When she finally managed to stumble away, dragging her snarling, snapping, barking dog with her, she noticed the people staring at her from across the street. They shook their heads and clicked their tongues. “Tut-tut, what a badly behaved dog” Yvonne could hear them thinking. “I’d never allow my dog to behave that way” drifted after her as she rounded the corner, her cheeks burning in shame. Tears forced their way out of her eyes, against her best efforts to keep them contained, to shove them down, to blink them away.
“Lucky it was just a head shake and comment today” she caught herself thinking, remembering the many people who had actually yelled at her or offered all kinds of unsolicited advice on how to “fix” her dog.
She’d tried everything. She’d hired a trainer, who told her that her dog just needed her to show them who was “the alpha”, and if she proved your dominance this behaviour would stop. And that Charlie was behaving this way because he didn’t respect her because she had him wearing a harness. But after pinning dear Charlie to the ground once and hearing him gasping and struggling for breath walking on a collar, she vowed she’d never be able to do that again.
The second trainer told her that her dog was just trying to protect her and she needed to show him that she was in control of the situation, or just tell them to leave it and move on. But that didn’t work.
The last trainer had shamed her so badly, singling her out in class and telling everyone to look at how badly behaved Charlie was, and then listing all the reasons that his behaviour was her fault. That had almost made her give up on the idea of ever trying training again.
She’d tried prong collars, choke chains, treats, saying leave it, yelling no, yanking Charlie along by the leash, and nothing had worked. What was going on with her dog? Why couldn’t he just get it together and stop behaving so badly?
Trembling with anger, embarrassment, confusion, shame and a host of other unidentified emotions, she cut their walk short and headed home. Maybe tomorrow they’d just skip the walk.
She knew that there had to be a way to help Charlie. To change his behaviour and still have a good relationship with this dog. Her best friend.
So she didn’t give up. When she found me, she gave it one more try.

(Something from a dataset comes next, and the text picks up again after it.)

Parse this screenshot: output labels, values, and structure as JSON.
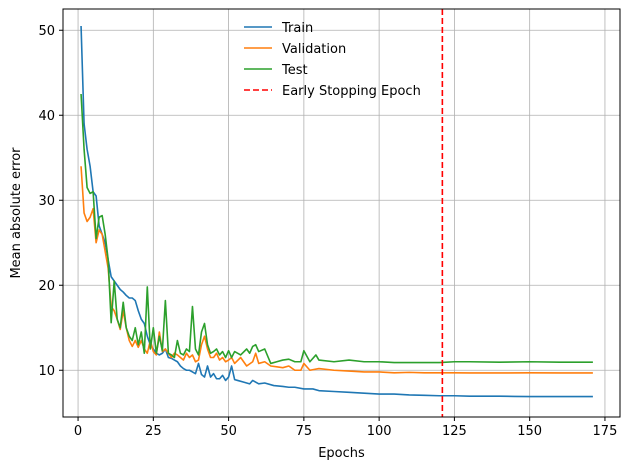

She did the work needed for both herself and for Charlie. She stuck with it. She invested in herself and her dog because she is a rockstar and she knew that her dog needed her to.
Today, Yvonne and Charlie enjoy regular walks that are fun, enjoyable and stress free.
Their relationship is better than ever. Walking Charlie is no longer a CHORE! But instead something she looks forward to every day.
Charlie is waaaay more relaxed and chill in general. Not just on the walks.
She has a community of people who all have struggled with the same thing with their dogs, rallying around and supporting each other.
In fact, there have been some wonderful friendships that developed from that community.
AND they all go for regular walks together. WITH THEIR DOGS. If you had told her 6 months ago that that was something her and Charlie would be doing, she’d have laughed in your face, because the thought was so impossibly beyond her scope of being able to imagine. But now it’s a reality.
Just the other day, out on their walk, a dog popped around the corner and startled them. Charlie looked at the dog, then turned and looked at Yvonne, calmly and quietly and they both kept on their walk, with no blowout, no losing of shit, no stress.
In fact, Yvonne had the biggest shit eating grin you’ve ever seen, on her face as they rounded the corner and headed for home, together, a team.